Operational Support Systems (OSS) are used by communication service providers to perform network planning, network provisioning, service fulfillment, and service assurance. In addition to improving the efficiency of planning and operations teams, OSS contribute significant financial benefits to a service provider’s overall CAPEX and OPEX network equipment budgets.
With the growth of broadband mobile services, the management of numerous types of data streams over a common IP based network has become critical, requiring the ability to accurately monitor network performance and usage in real time to predict where degradation of the service may occur based on constant evaluations of network data.
It is not only in the off-line analysis of services but also in the execution and operation of new services that the mobile operator business is becoming data driven. The mobile operators’ opportunity and challenge is to combine processes for analysis of “Big Data” coming from the dynamics between all sources with an agile ability to create data driven services.
The movement into big data driven business evolves around using the data collected from the network in a combined approach for both analysis and service creation. Rather than using data to investigate what has worked (or not worked) in the past, data has now become a platform for both how to market different services and as an enabler for these new services. Examples of such services enabled by this approach include Location Based Services (LBS) or fair allocation of scare network resources, e.g. mobile radio access resources. This movement into real-time capable platforms poses challenges to traditional centralized software centric approaches because the growth in data by far supersedes the evolution in server processing capabilities.
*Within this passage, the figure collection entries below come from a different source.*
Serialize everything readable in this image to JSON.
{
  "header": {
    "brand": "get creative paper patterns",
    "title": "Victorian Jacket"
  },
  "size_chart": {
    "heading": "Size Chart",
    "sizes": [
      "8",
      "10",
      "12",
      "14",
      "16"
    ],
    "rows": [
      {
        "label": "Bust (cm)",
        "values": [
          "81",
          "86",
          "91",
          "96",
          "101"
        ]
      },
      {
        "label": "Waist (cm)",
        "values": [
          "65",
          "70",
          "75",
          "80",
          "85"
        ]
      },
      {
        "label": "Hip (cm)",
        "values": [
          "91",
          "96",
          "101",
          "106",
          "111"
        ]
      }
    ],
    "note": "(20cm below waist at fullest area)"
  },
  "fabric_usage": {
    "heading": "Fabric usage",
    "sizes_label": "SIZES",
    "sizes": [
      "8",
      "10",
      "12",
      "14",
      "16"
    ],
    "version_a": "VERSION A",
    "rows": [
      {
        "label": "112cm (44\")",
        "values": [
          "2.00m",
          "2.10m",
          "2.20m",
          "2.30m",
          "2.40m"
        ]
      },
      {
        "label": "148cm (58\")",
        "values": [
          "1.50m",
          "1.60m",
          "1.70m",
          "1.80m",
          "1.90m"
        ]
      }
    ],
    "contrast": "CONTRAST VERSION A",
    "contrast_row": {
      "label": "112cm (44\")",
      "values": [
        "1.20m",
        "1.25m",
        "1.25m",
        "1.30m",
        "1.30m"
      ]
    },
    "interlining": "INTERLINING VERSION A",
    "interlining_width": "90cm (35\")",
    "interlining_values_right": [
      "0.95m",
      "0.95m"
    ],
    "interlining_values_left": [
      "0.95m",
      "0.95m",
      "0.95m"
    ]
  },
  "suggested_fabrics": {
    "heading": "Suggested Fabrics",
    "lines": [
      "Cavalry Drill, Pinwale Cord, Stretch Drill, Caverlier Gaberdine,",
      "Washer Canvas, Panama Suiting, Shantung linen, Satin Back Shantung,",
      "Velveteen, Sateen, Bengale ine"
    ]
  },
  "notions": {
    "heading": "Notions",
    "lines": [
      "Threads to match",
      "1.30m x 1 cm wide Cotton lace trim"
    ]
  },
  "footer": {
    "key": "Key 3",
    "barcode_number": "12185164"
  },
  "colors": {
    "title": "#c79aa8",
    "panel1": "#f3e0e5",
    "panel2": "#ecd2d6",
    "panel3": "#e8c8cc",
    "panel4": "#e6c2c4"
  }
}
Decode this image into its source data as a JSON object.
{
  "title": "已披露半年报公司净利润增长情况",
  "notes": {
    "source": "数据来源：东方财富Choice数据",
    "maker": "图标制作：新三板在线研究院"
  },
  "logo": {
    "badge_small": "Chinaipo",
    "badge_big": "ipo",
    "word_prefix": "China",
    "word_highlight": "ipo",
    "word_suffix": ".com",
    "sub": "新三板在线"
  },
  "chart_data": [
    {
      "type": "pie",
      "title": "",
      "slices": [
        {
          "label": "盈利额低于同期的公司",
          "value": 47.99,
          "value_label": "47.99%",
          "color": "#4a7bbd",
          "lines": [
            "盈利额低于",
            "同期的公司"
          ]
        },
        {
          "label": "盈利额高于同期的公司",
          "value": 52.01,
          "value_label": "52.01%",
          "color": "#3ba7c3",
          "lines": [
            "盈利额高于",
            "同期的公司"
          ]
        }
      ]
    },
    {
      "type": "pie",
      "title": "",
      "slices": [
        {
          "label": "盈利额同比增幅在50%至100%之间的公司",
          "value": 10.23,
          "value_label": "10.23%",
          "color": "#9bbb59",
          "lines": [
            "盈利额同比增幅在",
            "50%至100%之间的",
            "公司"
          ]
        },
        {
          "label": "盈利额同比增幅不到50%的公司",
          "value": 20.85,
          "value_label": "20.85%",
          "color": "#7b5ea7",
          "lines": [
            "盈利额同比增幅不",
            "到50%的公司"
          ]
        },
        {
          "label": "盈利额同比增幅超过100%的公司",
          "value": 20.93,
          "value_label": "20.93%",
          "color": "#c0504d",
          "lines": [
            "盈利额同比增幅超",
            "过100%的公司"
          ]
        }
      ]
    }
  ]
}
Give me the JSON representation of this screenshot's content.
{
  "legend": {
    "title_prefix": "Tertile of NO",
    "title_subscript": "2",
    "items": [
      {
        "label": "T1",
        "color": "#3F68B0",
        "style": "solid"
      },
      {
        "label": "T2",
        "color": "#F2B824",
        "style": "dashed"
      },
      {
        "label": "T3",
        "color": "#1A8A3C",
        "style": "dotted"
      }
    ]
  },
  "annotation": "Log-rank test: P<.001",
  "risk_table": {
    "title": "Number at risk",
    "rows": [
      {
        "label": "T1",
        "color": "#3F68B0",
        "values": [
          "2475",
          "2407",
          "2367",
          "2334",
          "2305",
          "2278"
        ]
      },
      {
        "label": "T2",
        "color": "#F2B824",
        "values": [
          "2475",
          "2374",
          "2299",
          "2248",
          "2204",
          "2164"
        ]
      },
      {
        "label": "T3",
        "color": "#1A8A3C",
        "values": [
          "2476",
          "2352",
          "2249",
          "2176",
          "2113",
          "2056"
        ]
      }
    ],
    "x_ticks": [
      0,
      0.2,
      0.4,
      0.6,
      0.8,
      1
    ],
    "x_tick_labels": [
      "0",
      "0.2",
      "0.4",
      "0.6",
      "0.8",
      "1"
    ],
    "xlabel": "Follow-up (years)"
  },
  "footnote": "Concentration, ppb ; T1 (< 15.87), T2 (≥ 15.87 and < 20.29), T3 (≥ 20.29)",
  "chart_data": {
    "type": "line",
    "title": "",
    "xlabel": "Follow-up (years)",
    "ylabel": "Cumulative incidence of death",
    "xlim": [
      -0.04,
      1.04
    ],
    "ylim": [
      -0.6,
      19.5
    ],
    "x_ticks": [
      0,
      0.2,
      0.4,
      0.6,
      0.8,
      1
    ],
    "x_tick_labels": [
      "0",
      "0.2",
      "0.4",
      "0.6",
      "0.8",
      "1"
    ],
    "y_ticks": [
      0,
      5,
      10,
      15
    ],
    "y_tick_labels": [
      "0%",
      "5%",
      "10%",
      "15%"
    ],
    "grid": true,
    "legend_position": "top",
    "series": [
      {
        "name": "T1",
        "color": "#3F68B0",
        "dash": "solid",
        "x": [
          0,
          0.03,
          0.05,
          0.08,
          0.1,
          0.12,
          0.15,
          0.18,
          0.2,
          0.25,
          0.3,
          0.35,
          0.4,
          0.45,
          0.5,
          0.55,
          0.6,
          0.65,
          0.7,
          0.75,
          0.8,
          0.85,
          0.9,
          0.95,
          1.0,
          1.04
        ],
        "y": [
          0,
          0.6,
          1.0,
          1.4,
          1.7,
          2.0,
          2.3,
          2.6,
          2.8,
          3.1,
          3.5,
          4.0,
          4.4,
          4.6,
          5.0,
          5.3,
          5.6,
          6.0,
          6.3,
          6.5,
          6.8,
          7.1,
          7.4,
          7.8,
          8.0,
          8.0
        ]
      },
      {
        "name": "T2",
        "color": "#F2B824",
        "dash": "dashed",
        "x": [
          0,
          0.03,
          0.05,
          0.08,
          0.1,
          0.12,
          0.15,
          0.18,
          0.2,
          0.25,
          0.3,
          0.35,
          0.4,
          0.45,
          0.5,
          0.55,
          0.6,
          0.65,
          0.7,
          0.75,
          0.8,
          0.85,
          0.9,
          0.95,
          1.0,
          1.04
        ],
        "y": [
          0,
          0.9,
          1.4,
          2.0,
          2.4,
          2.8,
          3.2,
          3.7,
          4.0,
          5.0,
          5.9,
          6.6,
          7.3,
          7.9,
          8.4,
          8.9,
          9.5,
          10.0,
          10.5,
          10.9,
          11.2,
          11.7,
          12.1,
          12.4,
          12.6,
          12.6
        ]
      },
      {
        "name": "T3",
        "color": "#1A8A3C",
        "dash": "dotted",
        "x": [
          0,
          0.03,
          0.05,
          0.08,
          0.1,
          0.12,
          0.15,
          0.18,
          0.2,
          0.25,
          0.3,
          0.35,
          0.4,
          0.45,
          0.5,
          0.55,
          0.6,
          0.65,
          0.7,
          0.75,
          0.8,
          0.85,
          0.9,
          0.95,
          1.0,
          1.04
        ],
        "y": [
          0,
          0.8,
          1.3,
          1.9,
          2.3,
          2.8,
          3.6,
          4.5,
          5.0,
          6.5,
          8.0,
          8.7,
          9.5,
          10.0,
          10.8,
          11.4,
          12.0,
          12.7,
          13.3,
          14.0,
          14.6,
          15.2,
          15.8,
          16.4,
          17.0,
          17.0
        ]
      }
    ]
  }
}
The real-time distribution of GTP traffic poses a problem in that the data collecting probes used for service monitoring and troubleshooting typically have a lower processing capacity than the traffic. Furthermore, these probes must have all traffic belonging to a certain handset/subscriber to deliver reliable data. Traffic distribution using traditional splitting technologies is not possible because the traffic flows in the network are load shared over several physical connections. A realization of the needed distribution of GTP traffic in software is inefficient due to the ever increasing data loads in mobile networks.
The solution is to move as much as possible of the data processing from processor cycles to hardware accelerated platform elements. The hardware accelerated platform used must maintain a high level of flexibility to keep up with rapid changes. The Silicom Denmark approach revolves around the usage of FPGAs that sit very close to both the interfaces from which data must be captured and the communication bus available in a hosting server. This is done using a layered move of data processing intelligence from processor cycles to hardware.
Silicom Denmark enables service providers to collect, correlate, and analyze network data with highly scalable network monitoring solutions and allows them to compete at lower cost in the next generation of communications and entertainment services.